Indagini sul contrabbando di sigarette

La pista principale, al momento, porta al contrabbando di sigarette. Il presunto destinatario dell'avvertimento, Daniele Ruoppolo, si trova ai domiciliari come carcerazione preventiva, dopo essere stato arrestato a giugno durante un blitz contro due organizzazioni che importavano illegalmente sigarette e curavano tutte le parti del contrabbando, dal rifornimento dall'Est Europa alla distribuzione sulle bancarelle in strada. Due gruppi gestiti come una impresa, in grado di spostare enormi quantitativi di tabacchi e di rifornire capillarmente il territorio.

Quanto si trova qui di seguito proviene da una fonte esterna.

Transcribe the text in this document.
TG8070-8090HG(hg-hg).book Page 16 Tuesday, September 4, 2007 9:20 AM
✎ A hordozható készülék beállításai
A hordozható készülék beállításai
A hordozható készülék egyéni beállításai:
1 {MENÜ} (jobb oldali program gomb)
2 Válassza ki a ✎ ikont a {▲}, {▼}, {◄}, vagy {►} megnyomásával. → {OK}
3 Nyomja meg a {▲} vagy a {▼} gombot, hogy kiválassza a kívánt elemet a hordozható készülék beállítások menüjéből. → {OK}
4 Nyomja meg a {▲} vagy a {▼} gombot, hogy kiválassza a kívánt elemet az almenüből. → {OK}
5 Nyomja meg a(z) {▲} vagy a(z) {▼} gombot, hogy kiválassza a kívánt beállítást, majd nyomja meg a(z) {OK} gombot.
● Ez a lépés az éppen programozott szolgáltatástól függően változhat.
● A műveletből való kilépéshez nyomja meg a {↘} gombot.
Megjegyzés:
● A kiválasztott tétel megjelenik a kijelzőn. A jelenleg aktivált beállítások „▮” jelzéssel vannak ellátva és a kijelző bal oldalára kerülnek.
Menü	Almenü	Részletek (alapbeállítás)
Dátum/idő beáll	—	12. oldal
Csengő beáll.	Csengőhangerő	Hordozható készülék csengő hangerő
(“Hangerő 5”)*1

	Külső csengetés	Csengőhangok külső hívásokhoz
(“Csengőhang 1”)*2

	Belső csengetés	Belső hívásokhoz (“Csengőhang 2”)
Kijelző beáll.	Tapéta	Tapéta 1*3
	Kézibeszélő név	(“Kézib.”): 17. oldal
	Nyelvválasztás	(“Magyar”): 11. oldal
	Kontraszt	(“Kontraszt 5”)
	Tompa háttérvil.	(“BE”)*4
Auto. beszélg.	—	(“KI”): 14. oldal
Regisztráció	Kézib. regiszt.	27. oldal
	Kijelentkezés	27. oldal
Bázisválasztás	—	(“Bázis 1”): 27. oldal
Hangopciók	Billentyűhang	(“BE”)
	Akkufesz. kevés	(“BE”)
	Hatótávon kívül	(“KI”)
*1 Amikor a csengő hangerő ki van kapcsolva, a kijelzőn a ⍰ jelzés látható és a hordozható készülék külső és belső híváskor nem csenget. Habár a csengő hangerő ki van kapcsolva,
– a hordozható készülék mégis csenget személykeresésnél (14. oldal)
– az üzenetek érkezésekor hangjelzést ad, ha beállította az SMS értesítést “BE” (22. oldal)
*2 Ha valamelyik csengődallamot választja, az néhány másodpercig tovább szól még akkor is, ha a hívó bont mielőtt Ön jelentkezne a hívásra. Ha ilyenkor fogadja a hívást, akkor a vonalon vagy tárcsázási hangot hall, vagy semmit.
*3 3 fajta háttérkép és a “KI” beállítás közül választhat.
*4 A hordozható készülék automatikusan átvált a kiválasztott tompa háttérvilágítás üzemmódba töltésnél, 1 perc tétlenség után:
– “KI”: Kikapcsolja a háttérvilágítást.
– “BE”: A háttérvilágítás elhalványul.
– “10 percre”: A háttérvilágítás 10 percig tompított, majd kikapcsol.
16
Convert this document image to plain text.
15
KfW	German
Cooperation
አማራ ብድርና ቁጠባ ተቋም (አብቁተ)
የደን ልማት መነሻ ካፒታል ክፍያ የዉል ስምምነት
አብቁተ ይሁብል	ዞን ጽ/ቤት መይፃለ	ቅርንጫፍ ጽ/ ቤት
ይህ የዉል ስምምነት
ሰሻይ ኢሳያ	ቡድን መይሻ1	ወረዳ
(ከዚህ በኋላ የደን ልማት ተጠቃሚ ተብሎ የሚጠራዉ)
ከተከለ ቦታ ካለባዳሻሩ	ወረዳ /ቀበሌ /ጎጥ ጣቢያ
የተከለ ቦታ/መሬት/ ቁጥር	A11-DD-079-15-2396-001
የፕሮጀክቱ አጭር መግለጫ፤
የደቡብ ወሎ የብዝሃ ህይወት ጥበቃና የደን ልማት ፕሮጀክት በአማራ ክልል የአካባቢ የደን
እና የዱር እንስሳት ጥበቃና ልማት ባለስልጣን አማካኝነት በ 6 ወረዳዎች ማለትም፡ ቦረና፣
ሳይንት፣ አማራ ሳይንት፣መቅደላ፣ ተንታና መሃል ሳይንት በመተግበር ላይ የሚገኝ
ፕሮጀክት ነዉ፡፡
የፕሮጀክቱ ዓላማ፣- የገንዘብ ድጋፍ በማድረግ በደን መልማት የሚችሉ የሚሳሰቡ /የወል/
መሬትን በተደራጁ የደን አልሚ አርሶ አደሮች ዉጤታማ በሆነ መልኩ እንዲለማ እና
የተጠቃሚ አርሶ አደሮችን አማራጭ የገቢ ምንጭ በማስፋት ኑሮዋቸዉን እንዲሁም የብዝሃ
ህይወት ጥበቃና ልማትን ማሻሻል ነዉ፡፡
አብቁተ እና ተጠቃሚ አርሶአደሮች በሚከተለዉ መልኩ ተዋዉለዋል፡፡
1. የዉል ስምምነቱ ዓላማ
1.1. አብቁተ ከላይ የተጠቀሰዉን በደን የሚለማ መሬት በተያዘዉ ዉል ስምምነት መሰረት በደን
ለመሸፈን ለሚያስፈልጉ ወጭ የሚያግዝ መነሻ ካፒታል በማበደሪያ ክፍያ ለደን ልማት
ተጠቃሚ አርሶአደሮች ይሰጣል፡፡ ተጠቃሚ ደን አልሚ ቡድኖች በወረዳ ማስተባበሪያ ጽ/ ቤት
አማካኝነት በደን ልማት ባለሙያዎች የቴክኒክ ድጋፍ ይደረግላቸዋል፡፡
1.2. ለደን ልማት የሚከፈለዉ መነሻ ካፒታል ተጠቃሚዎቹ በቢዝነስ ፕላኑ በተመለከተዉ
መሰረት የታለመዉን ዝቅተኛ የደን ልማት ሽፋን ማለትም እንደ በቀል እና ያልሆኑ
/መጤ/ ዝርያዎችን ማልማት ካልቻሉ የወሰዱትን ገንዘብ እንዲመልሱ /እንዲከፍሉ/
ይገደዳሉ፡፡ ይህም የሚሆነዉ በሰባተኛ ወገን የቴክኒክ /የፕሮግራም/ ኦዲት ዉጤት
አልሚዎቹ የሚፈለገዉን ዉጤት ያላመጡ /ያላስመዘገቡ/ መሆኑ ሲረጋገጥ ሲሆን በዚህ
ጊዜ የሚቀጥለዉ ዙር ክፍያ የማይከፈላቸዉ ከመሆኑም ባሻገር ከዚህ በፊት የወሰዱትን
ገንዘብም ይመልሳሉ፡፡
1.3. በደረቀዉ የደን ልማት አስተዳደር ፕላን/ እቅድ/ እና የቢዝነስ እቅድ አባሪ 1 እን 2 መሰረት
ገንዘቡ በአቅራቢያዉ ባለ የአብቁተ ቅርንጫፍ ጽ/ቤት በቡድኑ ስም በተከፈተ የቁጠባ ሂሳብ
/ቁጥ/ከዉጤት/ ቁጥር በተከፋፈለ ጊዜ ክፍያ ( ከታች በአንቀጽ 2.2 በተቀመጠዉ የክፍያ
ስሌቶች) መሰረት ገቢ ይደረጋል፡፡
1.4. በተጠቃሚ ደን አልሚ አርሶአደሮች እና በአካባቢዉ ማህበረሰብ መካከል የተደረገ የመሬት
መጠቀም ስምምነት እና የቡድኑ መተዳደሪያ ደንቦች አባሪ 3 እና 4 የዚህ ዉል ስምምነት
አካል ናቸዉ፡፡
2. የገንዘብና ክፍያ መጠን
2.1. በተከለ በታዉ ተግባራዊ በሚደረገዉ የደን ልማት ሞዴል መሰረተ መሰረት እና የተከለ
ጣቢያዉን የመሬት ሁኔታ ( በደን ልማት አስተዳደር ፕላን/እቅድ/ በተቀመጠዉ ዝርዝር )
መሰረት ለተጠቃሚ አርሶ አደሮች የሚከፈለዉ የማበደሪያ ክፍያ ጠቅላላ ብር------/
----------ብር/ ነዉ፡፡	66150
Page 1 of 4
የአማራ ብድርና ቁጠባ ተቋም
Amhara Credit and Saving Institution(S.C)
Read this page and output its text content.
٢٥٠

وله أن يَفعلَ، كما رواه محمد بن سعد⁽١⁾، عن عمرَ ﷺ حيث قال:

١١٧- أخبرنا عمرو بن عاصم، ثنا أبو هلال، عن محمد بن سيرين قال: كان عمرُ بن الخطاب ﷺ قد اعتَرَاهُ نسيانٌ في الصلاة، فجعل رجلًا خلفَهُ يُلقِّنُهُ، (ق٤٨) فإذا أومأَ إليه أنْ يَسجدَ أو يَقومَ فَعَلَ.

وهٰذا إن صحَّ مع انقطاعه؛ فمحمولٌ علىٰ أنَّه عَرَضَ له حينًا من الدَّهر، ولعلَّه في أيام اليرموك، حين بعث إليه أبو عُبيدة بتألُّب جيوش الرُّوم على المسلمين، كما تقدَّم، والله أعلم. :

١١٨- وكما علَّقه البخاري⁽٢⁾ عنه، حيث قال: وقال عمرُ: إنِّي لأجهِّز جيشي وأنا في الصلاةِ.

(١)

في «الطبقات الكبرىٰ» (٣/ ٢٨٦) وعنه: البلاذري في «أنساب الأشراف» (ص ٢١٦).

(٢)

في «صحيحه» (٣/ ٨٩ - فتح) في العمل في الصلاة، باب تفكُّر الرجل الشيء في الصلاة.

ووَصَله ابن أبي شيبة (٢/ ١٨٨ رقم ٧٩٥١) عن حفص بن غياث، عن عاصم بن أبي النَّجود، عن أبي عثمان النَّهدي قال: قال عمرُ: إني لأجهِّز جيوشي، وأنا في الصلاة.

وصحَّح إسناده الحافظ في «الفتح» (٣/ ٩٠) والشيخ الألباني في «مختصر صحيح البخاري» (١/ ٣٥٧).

L'ipotesi del debito non pagato

L'uomo era stato indicato dagli inquirenti come vertice di una delle due organizzazioni di contrabbandieri, come uno dei "padroni", cioè quelli che si occupavano dell'importazione da Romania e Ungheria e rifornivano i grossisti italiani.Non si esclude che l'avvertimento possa essere legato a vicende personali, ma tra le ipotesi resta quella che dietro la sparatoria ci sarebbe una intimidazione per un debito non onorato, che potrebbe essere legato proprio al contrabbando di sigarette all'arresto.